Reducing household energy prices impact case study
Impacting Household Energy Prices
Even before the current 2022 energy crisis, UK households were struggling to pay their bills, with energy expenditure accounting for 11% of total spending among the poorest 10%. A major competition review of the energy market was undertaken by the Competition and Markets Authority (CMA) resulting in a £1b annual saving on household bills in 2019 and leading to even greater savings today. This review included evidence from research conducted by Prof Catherine Waddams Price and colleagues at the University of East Anglia’s (UEA) Centre for Competition Policy (CCP).
Impact of consumer inertia
Guided by CCP’s findings, the CMA developed a new understanding of consumer behaviour and the role inactive consumers who did not ‘shop around’ for a better deal played in the dynamics of the market.
"The CMA’s historical view was that consumers reacted quickly to prices and would seek out the cheapest supplier. The Centre for Consumer Policy (CCP) work demonstrated that this was not the case in energy markets and also offered key insights on the reasons why it was not."
- Chair, Competition & Markets Authority Energy Market Investigation
This was one of the main findings of the CCP-informed CMA review: weak consumer response significantly inhibited competition in household energy markets. In fact, the CMA estimated that the inertia of energy consumers was costing them each £300 a year in lost savings on their energy bills, a total annual detriment of £14b.
Impact on the four-tariff rule
CCP research also highlighted the detrimental effect on competition of regulatory interventions, particularly the ‘four-tariff rule’ which led to companies withdrawing low price offers for low-income households. Removal of the regulatory constraint enabled those less well-off households to benefit from the greater choice available. In fact, its removal strengthened competition generally, benefiting all consumers.

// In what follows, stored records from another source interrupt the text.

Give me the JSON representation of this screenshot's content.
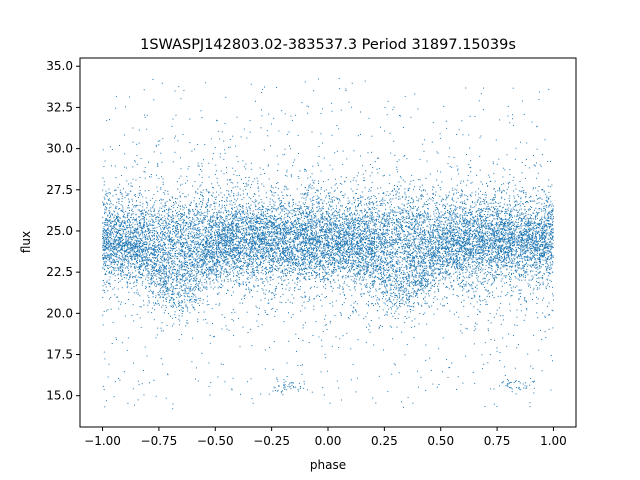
{
  "chart_data": {
    "type": "scatter",
    "title": "1SWASPJ142803.02-383537.3 Period 31897.15039s",
    "xlabel": "phase",
    "ylabel": "flux",
    "xlim": [
      -1.1,
      1.1
    ],
    "ylim": [
      13.1,
      35.5
    ],
    "xticks": [
      -1.0,
      -0.75,
      -0.5,
      -0.25,
      0.0,
      0.25,
      0.5,
      0.75,
      1.0
    ],
    "xtick_labels": [
      "−1.00",
      "−0.75",
      "−0.50",
      "−0.25",
      "0.00",
      "0.25",
      "0.50",
      "0.75",
      "1.00"
    ],
    "yticks": [
      15.0,
      17.5,
      20.0,
      22.5,
      25.0,
      27.5,
      30.0,
      32.5,
      35.0
    ],
    "ytick_labels": [
      "15.0",
      "17.5",
      "20.0",
      "22.5",
      "25.0",
      "27.5",
      "30.0",
      "32.5",
      "35.0"
    ],
    "grid": false,
    "marker_color": "#1f77b4",
    "series": [
      {
        "x_range": [
          -1.0,
          1.0
        ],
        "main_band": {
          "center": 24.3,
          "spread_min": 21.5,
          "spread_max": 28.0
        },
        "dip": {
          "phase_minima": [
            -0.67,
            0.33
          ],
          "min_flux": 21.5,
          "half_width": 0.25
        },
        "outlier_range": [
          14.2,
          34.3
        ],
        "low_flux_clumps": [
          {
            "x": -0.17,
            "y": 15.6
          },
          {
            "x": 0.83,
            "y": 15.6
          }
        ]
      }
    ]
  }
}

Impact on the design of the price cap
As a result of the review, the government decided to cap the prices which energy suppliers could charge those consumers who had not recently engaged in the energy market. Imposition of the cap required primary legislation, with UEA’s CCP involved throughout the debate with Parliament. A relative cap was rejected and CCP’s evidence on previous regulatory interventions was widely cited in the pre-legislative committee’s report as well as in a House of Commons briefing on the energy market.
"The immediate impact of the cap would be to save customers up to £1b a year through reducing the degree of market power enjoyed by the bigger firms, as well as forcing them to rapidly become more efficient."
- CEO, Ofgem
The wider impact
The fundamental challenge posed by CCP research to the conventional theory of market competition and consumer engagement continues to impact today, at home and abroad. Here in the UK, UEA’s research has provided a solid grounding for government and regulators as they attempt to help householders struggling to pay their energy bills. While abroad, in Australia, for example, the Victorian Essential Services Commission based the review of its own default tariff in 2019 on CCP research. Beyond energy, CCP research influenced the super-complaint across various markets in the UK by the consumer organisation, Citizen’s Advice.
"The overall impact of the research was considerable; it represented a questioning of the conventional theory of market competition and consumer engagement that is taught to all students of microeconomics."